Eleven years after DC and the Revolution met in the 2004 Eastern Conference final, the former United defender was reminded of that classic 3-3 extra time win for United as he watched Wednesday’s wide open game from the technical area.

“I actually thought about that during the game,” Olsen told the media after the match. “It was like an old-fashioned New England/DC dogfight. It brought me back a little bit to the 2004 game. So yeah, a great night for us. A lot going on in that game.”

Indeed, there were plenty of thrills and spills during Wednesday’s showdown. Although the 2-1 scoreline might not indicate it, there was plenty of offense for both sides.

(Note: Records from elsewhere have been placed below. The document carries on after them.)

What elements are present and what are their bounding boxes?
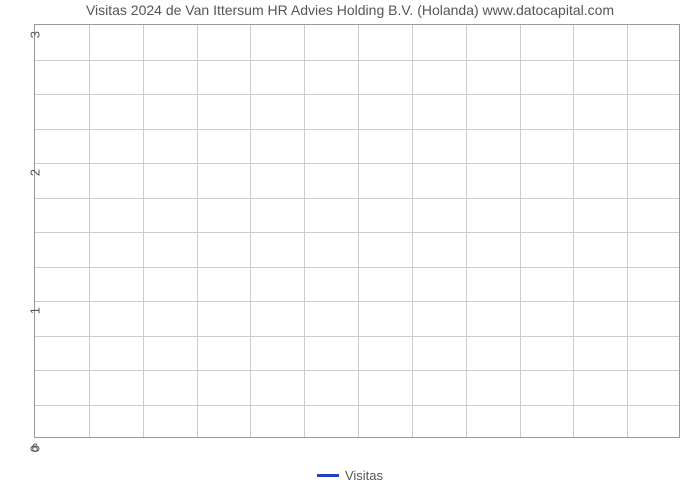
grid-line-v: [304, 25, 305, 437]
x-tick-label: 6: [32, 437, 39, 455]
grid-line-v: [412, 25, 413, 437]
grid-line-h: [35, 60, 679, 61]
grid-line-h: [35, 370, 679, 371]
grid-line-v: [573, 25, 574, 437]
grid-line-h: [35, 163, 679, 164]
legend-swatch: [317, 474, 339, 477]
legend: Visitas: [0, 468, 700, 483]
grid-line-v: [143, 25, 144, 437]
grid-line-v: [197, 25, 198, 437]
grid-line-v: [358, 25, 359, 437]
y-tick-label: 2: [28, 163, 43, 176]
grid-line-h: [35, 267, 679, 268]
grid-line-h: [35, 94, 679, 95]
chart-title: Visitas 2024 de Van Ittersum HR Advies H…: [0, 2, 700, 18]
grid-line-v: [89, 25, 90, 437]
chart-container: Visitas 2024 de Van Ittersum HR Advies H…: [0, 0, 700, 500]
grid-line-v: [520, 25, 521, 437]
grid-line-h: [35, 129, 679, 130]
grid-line-h: [35, 336, 679, 337]
grid-line-h: [35, 301, 679, 302]
grid-line-h: [35, 198, 679, 199]
grid-line-v: [466, 25, 467, 437]
y-tick-label: 3: [28, 25, 43, 38]
plot-area: 0123 6: [34, 24, 680, 438]
grid-line-v: [627, 25, 628, 437]
y-tick-label: 1: [28, 301, 43, 314]
grid-line-h: [35, 232, 679, 233]
grid-line-h: [35, 405, 679, 406]
legend-label: Visitas: [345, 468, 383, 483]
grid-line-v: [250, 25, 251, 437]
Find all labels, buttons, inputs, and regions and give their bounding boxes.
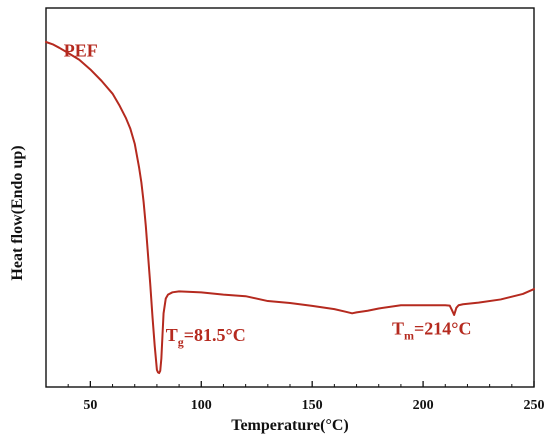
annotation-1: Tg=81.5°C bbox=[166, 325, 246, 349]
annotation-2: Tm=214°C bbox=[392, 318, 471, 342]
x-axis-title: Temperature(°C) bbox=[231, 417, 348, 434]
x-tick-label: 50 bbox=[83, 398, 97, 413]
x-tick-label: 150 bbox=[302, 398, 323, 413]
x-tick-label: 250 bbox=[524, 398, 545, 413]
series-layer bbox=[45, 41, 535, 375]
annotation-layer: PEF Tg=81.5°C Tm=214°C bbox=[64, 41, 472, 349]
y-axis-title: Heat flow(Endo up) bbox=[9, 145, 26, 280]
x-tick-label: 100 bbox=[191, 398, 212, 413]
annotation-0: PEF bbox=[64, 41, 98, 61]
series-line-pef bbox=[45, 41, 535, 375]
x-tick-label: 200 bbox=[413, 398, 434, 413]
x-axis-ticks: 50 100 150 200 250 bbox=[45, 381, 545, 413]
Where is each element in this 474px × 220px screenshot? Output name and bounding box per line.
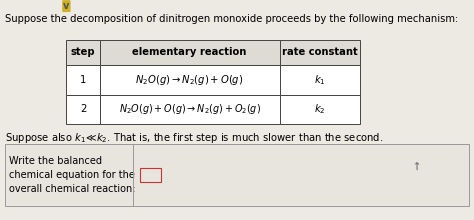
- Text: $k_1$: $k_1$: [314, 73, 326, 87]
- Bar: [140, 168, 161, 182]
- Bar: [66, 65, 100, 95]
- Text: $k_2$: $k_2$: [314, 103, 326, 116]
- Bar: [280, 40, 360, 65]
- Text: 1: 1: [80, 75, 86, 85]
- Bar: [100, 40, 280, 65]
- Bar: [100, 65, 280, 95]
- Text: elementary reaction: elementary reaction: [132, 47, 247, 57]
- Bar: [100, 95, 280, 124]
- Bar: [280, 95, 360, 124]
- Text: v: v: [63, 1, 70, 11]
- Bar: [5, 144, 469, 206]
- Text: Write the balanced
chemical equation for the
overall chemical reaction:: Write the balanced chemical equation for…: [9, 156, 136, 194]
- Bar: [280, 65, 360, 95]
- Bar: [66, 40, 100, 65]
- Text: Suppose the decomposition of dinitrogen monoxide proceeds by the following mecha: Suppose the decomposition of dinitrogen …: [5, 14, 458, 24]
- Text: ↖: ↖: [408, 161, 421, 174]
- Text: Suppose also $k_1\!\ll\!k_2$. That is, the first step is much slower than the se: Suppose also $k_1\!\ll\!k_2$. That is, t…: [5, 131, 383, 145]
- Text: $N_2O(g) \rightarrow N_2(g) + O(g)$: $N_2O(g) \rightarrow N_2(g) + O(g)$: [136, 73, 244, 87]
- Text: $N_2O(g) + O(g) \rightarrow N_2(g) + O_2(g)$: $N_2O(g) + O(g) \rightarrow N_2(g) + O_2…: [118, 103, 261, 116]
- Text: 2: 2: [80, 104, 86, 114]
- Text: rate constant: rate constant: [282, 47, 358, 57]
- Text: step: step: [71, 47, 95, 57]
- Bar: [66, 95, 100, 124]
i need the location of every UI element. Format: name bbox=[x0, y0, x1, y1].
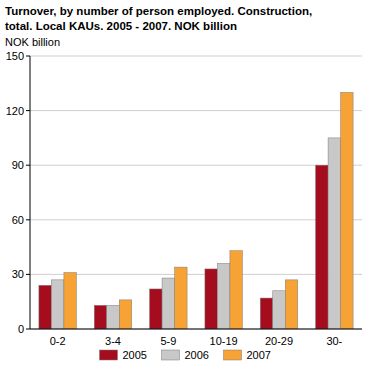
legend-label: 2005 bbox=[123, 349, 147, 361]
x-tick-label: 0-2 bbox=[50, 335, 66, 347]
bar bbox=[341, 92, 354, 329]
grid-line bbox=[30, 219, 362, 220]
bar bbox=[94, 305, 107, 329]
legend-label: 2007 bbox=[247, 349, 271, 361]
y-tick bbox=[26, 165, 30, 166]
bar bbox=[119, 300, 132, 329]
grid-line bbox=[30, 274, 362, 275]
y-tick bbox=[26, 56, 30, 57]
bar bbox=[230, 251, 243, 329]
bar bbox=[217, 263, 230, 329]
bar bbox=[273, 291, 286, 329]
bars bbox=[39, 92, 353, 329]
legend-swatch bbox=[162, 350, 180, 360]
bar bbox=[150, 289, 163, 329]
y-tick bbox=[26, 329, 30, 330]
grid-line bbox=[30, 56, 362, 57]
legend-swatch bbox=[224, 350, 242, 360]
bar bbox=[64, 273, 77, 329]
x-tick-label: 3-4 bbox=[105, 335, 121, 347]
title: total. Local KAUs. 2005 - 2007. NOK bill… bbox=[5, 20, 237, 32]
bar bbox=[285, 280, 298, 329]
bar bbox=[260, 298, 273, 329]
y-axis-label: NOK billion bbox=[5, 36, 60, 48]
x-tick-label: 30- bbox=[326, 335, 342, 347]
y-tick-label: 60 bbox=[12, 214, 24, 226]
y-tick-label: 120 bbox=[6, 105, 24, 117]
bar bbox=[328, 138, 341, 329]
x-tick-label: 20-29 bbox=[265, 335, 293, 347]
y-axis bbox=[30, 56, 31, 329]
bar bbox=[51, 280, 64, 329]
y-tick bbox=[26, 274, 30, 275]
title: Turnover, by number of person employed. … bbox=[5, 5, 312, 17]
x-tick-label: 5-9 bbox=[160, 335, 176, 347]
y-tick-label: 0 bbox=[18, 323, 24, 335]
grid-line bbox=[30, 165, 362, 166]
x-axis bbox=[30, 329, 362, 330]
chart: Turnover, by number of person employed. … bbox=[0, 0, 369, 369]
x-tick-label: 10-19 bbox=[210, 335, 238, 347]
bar bbox=[205, 269, 218, 329]
bar bbox=[107, 305, 120, 329]
bar bbox=[39, 285, 52, 329]
legend-label: 2006 bbox=[185, 349, 209, 361]
grid-line bbox=[30, 329, 362, 330]
bar bbox=[162, 278, 175, 329]
y-tick-label: 30 bbox=[12, 268, 24, 280]
y-tick bbox=[26, 219, 30, 220]
grid-line bbox=[30, 110, 362, 111]
bar bbox=[316, 165, 329, 329]
legend-swatch bbox=[100, 350, 118, 360]
bar bbox=[175, 267, 188, 329]
y-tick-label: 150 bbox=[6, 50, 24, 62]
y-tick bbox=[26, 110, 30, 111]
background bbox=[0, 0, 369, 369]
y-tick-label: 90 bbox=[12, 159, 24, 171]
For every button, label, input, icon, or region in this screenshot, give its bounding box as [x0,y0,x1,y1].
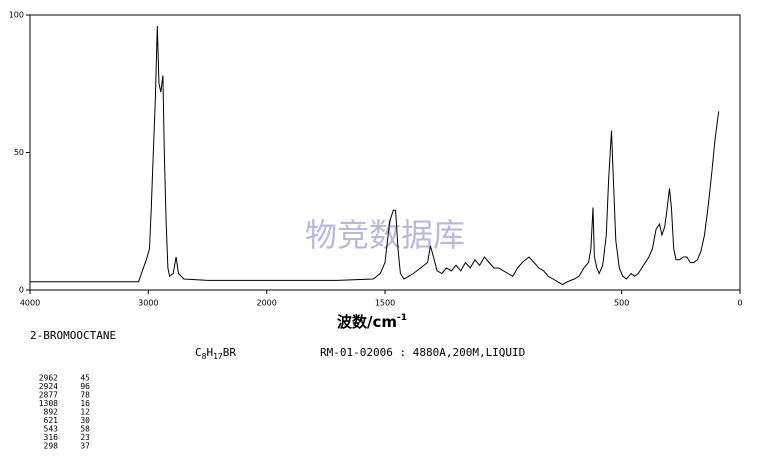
peak-wavenumber: 2877 [39,391,58,400]
spectrum-line [30,25,720,286]
x-tick-label: 1500 [375,299,395,308]
peak-wavenumber: 543 [44,425,59,434]
peak-wavenumber: 1308 [39,399,58,408]
peak-wavenumber: 2924 [39,382,58,391]
formula-sub: 17 [213,352,223,361]
peak-wavenumber: 892 [44,408,59,417]
x-label-text: 波数/cm [337,313,397,331]
peak-intensity: 37 [80,442,90,451]
peak-intensity: 45 [80,374,90,383]
x-label-sup: -1 [397,313,407,323]
watermark: 物竞数据库 [305,216,465,254]
formula-part: H [206,346,213,359]
x-tick-label: 500 [614,299,629,308]
peak-intensity: 16 [80,399,90,408]
peak-intensity: 96 [80,382,90,391]
y-tick-label: 0 [19,286,24,295]
peak-wavenumber: 621 [44,416,59,425]
x-axis-label: 波数/cm-1 [337,313,407,331]
formula-part: C [195,346,202,359]
x-tick-label: 3000 [138,299,158,308]
peak-wavenumber: 2962 [39,374,58,383]
x-tick-label: 2000 [256,299,276,308]
y-tick-label: 50 [14,148,24,157]
peak-intensity: 23 [80,433,90,442]
peak-wavenumber: 316 [44,433,59,442]
formula-sub: 8 [202,352,207,361]
peak-intensity: 58 [80,425,90,434]
peak-intensity: 30 [80,416,90,425]
x-tick-label: 0 [737,299,742,308]
compound-name: 2-BROMOOCTANE [30,329,116,342]
formula-part: BR [223,346,237,359]
peak-intensity: 12 [80,408,90,417]
x-tick-label: 4000 [20,299,40,308]
y-tick-label: 100 [9,11,24,20]
formula: C8H17BR [195,346,236,361]
peak-wavenumber: 298 [44,442,59,451]
peak-intensity: 78 [80,391,90,400]
sample-info: RM-01-02006 : 4880A,200M,LIQUID [320,346,525,359]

In fact, DC nearly let the game get out of hand shortly after Juan Agudelo’s bicycle kick effort.

On a couple of back-to-back enterprising Revolution attacks, Kelyn Rowe looked keen to make it a two-goal game before Bill Hamid bailed out his defense with a pair of brave saves off his line to keep the margin at one midway through the first half.

“Huge,” Olsen said of Hamid’s heroics. “If you go down 2-0, again, and things start creeping in. You’re pushing the game now, and leaving yourself wide open, or more open then you should be at that point in the game. It’s just human nature, and Bill just makes two unbelievable saves.”

Hamid’s night was far from finished at that point, though. Moments before the final whistle, he was called upon to reach up and tip a point-blank Jermaine Jones effort over the bar to preserve the United win.

The final statistics also seem to agree with Olsen’s assessment on the intensity of Wednesday’s match. DC held a slim edge on total shots (14-12), while each side had three missed chances according to OPTA. Oh, and then there was that 76th minute missed penalty from Chris Rolfe, who subsequently redeemed himself in the 83rd minute when he scored the game-winner from the run of play.

“I don’t know if I’ve processed all of it,” Olsen said. “But certainly a gutsy performance from us, and a gutsy performance from them, too. That game in a lot of ways could have went to New England. I felt Bill early really kept us in there during that couple-minute stretch where they were all over us.

“We obviously had the two great chances with Rolfe and Fabi (Espindola) in the first half. And the second half was again anybody’s game, but I thought we still were the better team in the second half.”